Saturday, April 5, 2014

Big City - Big Deal?

CN Tower - Toronto's beacon!
I have spent the last week on my own in the big city of Toronto without my girls. So the story I have to report comes from a place of observing other mothers working their way through the city with toddlers and strollers in tow.  I have to admit I didn't think I would miss my little ladies as much as I most certainly did. I thought this new found freedom would empower my perspective - and it did - but there was also the emptiness of not being needed on a 24 hour basis. That's right, the very thing I thought would be the best part of being alone was what had me musing at the complexity of what I used to accomplish in an average day.

I felt like the universe was constantly reminding me of their precious faces by showing me an onslaught of other mothers and their children navigating the city streets. Were there always so many moms pushing strollers down Queen Street West, riding the subway and playing in the park? I don't think I ever noticed the little playgrounds everywhere or the accessibility of a streetcar until this week. 
I guarantee you I never once saw a streetcar moving anywhere what looked like this fast.


It was encouraging to see all the smiling mothers and fathers out with their kids, pounding the concrete in unison. Visits with my city dwelling friends encouraged me on my new path and offered their arms and homes to help me and my kids if we should embark on a life there. I wondered if the city life could be for me and mine sometime in the near future? There are certainly other parents living here and looking quite stylish doing it too! Perhaps it doesn't matter where you live, it's the support of the community and the brevity of each individual that encourages us forward into new avenues. I do know that no matter where I am in life I will always take time to see the sky through the skyscrapers.

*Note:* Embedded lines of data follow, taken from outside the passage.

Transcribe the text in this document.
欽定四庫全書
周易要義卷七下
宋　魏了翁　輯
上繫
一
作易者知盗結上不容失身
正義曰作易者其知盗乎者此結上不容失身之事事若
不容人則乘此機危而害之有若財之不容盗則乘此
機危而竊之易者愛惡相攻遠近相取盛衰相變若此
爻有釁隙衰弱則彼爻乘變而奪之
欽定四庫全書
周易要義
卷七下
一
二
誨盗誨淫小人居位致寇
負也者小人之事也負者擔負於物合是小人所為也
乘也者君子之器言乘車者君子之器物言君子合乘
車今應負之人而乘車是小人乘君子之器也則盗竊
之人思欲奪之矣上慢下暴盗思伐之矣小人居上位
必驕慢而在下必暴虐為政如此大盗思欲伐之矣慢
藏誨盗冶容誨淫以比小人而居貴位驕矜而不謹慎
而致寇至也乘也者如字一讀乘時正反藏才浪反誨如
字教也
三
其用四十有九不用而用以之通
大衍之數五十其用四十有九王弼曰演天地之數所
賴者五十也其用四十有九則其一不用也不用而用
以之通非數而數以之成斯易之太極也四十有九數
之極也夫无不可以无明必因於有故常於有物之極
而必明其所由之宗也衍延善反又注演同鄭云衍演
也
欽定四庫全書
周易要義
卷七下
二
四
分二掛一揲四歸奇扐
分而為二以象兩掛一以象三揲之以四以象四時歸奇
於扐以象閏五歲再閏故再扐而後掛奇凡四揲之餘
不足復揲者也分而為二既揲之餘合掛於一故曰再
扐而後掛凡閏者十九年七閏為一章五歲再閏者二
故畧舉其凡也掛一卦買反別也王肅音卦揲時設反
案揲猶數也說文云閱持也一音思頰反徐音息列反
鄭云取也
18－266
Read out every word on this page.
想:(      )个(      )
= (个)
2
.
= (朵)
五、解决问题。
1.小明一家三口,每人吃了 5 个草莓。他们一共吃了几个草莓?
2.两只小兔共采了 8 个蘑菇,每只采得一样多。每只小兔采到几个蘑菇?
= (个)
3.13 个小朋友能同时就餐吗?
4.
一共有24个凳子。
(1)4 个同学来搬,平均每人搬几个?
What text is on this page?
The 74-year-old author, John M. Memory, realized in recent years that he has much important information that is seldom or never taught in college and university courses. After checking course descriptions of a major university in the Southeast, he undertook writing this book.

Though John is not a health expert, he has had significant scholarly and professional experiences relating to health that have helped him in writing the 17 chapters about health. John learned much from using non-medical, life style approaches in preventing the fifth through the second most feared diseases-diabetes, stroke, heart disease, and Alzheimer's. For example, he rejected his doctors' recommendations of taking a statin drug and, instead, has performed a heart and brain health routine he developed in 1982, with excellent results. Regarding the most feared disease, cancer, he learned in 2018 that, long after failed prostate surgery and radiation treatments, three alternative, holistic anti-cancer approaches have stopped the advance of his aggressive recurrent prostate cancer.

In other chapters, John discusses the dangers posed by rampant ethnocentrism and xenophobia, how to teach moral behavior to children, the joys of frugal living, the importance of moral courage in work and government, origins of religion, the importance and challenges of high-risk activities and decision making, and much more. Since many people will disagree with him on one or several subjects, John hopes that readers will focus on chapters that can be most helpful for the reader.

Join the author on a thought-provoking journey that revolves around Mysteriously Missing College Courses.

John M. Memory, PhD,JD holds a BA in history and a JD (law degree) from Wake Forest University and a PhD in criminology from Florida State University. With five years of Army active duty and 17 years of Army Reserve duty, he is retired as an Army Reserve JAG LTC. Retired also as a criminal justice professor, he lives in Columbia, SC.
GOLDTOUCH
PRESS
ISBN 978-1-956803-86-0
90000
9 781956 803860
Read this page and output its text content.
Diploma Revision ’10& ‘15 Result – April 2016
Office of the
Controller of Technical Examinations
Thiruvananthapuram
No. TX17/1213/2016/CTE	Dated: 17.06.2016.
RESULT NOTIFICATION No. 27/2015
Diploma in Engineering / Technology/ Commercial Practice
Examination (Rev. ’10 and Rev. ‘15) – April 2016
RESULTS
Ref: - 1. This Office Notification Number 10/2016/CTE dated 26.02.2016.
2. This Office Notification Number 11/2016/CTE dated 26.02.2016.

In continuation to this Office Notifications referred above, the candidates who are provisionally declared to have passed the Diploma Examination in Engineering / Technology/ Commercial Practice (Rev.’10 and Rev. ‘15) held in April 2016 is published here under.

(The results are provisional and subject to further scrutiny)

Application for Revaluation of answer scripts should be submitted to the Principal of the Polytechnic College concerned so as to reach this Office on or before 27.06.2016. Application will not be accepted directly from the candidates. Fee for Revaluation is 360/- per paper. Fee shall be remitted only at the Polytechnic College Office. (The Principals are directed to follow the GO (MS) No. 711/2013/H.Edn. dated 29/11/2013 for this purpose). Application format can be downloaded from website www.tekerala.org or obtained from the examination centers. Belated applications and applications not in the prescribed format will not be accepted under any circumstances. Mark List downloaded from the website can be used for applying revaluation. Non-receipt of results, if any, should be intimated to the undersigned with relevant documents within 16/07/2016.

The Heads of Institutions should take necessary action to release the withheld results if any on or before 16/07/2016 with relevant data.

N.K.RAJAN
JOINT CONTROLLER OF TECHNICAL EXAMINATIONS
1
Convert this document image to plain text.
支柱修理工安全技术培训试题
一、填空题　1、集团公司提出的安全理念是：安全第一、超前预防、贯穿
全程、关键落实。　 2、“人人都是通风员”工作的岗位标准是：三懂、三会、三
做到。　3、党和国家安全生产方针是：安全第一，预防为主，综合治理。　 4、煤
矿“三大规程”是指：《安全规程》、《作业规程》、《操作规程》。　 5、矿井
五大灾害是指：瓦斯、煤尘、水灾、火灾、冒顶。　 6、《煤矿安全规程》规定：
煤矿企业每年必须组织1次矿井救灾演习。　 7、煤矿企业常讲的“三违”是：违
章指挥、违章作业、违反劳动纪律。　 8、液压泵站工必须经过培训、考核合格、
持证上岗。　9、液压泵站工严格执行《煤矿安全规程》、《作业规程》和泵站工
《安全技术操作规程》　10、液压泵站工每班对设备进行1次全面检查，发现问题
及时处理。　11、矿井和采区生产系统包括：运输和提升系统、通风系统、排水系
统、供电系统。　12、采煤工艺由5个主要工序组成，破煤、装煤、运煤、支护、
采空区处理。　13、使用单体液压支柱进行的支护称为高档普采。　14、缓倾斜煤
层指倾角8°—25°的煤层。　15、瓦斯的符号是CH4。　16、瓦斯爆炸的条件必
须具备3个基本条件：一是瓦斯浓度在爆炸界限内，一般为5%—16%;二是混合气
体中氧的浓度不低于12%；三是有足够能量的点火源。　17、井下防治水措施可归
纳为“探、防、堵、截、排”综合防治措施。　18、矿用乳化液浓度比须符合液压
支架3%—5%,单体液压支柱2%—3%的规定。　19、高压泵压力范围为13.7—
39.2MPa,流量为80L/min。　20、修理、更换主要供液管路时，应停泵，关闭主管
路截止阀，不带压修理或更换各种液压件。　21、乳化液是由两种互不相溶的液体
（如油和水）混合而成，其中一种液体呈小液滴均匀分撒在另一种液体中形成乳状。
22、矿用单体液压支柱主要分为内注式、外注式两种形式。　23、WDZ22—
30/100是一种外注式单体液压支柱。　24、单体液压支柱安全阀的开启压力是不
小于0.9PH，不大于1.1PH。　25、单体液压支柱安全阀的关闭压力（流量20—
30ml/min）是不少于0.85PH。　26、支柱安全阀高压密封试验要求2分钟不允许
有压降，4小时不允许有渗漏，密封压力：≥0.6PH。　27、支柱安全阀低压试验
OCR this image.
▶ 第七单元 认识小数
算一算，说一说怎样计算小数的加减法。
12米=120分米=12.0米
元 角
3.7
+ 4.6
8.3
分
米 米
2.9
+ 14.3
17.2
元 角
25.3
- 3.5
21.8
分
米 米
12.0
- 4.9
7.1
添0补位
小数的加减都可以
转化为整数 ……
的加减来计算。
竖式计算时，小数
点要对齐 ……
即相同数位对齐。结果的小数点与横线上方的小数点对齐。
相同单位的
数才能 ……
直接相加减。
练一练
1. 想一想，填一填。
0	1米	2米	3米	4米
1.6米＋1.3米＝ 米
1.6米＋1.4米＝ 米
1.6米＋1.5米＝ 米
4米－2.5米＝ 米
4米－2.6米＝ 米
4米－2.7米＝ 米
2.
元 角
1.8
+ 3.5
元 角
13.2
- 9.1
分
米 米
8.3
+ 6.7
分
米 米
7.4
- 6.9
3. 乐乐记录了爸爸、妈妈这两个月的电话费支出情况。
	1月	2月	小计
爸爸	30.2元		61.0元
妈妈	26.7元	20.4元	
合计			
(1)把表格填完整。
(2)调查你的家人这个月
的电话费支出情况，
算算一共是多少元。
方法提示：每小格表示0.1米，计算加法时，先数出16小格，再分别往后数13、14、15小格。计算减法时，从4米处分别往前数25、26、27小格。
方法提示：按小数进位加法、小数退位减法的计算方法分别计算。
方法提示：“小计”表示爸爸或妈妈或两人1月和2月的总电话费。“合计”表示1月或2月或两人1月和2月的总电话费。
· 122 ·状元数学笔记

Toronto financial district, looking up!

I can't wait to take my ladies into the big city and get their perspective on all there is to look up to. Here is a great on-line discussion about big city vs small town parenting.

 
 

 

Wednesday, March 19, 2014

The Motherload...

 Recently I took time to watch the very poignant and interesting documentary, The Motherload on CBC Doc Zone. I encourage all mothers and fathers to take a look, I'd be surprised if you didn't find yourself or another mother you loved represented in this piece.



I'll admit I have been wonderfully blessed in that I have been able to be home with both my girls until they were both able to go to school full time, and here in Ontario that means the tender of age of four. Not so for other areas of this fine country. 

However, in two short weeks I will be embarking on the final stage of my Public Relations Diploma and embarking on an internship in Toronto. Since I live almost two hours away from this great city I will be living in Toronto during the week and my Mom will be watching the girls for me. How blessed is that, right? Right? 

Okay, so it's an ideal internship, that suite my previous experience and will hopefully further my career after being a stay at home Mom (with a part time job through some of it) for six years - but I would be lying to you and to myself if I didn't admit the transition is going to be tough.

I'm doing it for my girls, I want to be self-sufficient and I want to continue to grow and use my past career skills in television/film production, so why do I feel so guilty? Because I won't be making their packed lunches or picking them up from school for four weeks? Because I won't have to come home and wrangle a dinner from whatever leftovers are in the fridge? Nope. It's because I've taken this job as a mother very seriously, and given it my all. It's like being promoted away from a team who want you to stay. 

In some small way I am making a choice to step away from those tedious daily routines and embark on something that begins solely within me. Oh, I know all those tasks are still there and will be waiting for me in a months time, but how will I be able to focus on all the wonderful nuances of their hilarious rapture? 

In April I will be able to share what my girls continue to teach me about how to handle change, what to do when routines are different and ways to really tell someone how much you miss them when they are away. I will continue to engage with them as I always have and will have all new stories of my own to share with them.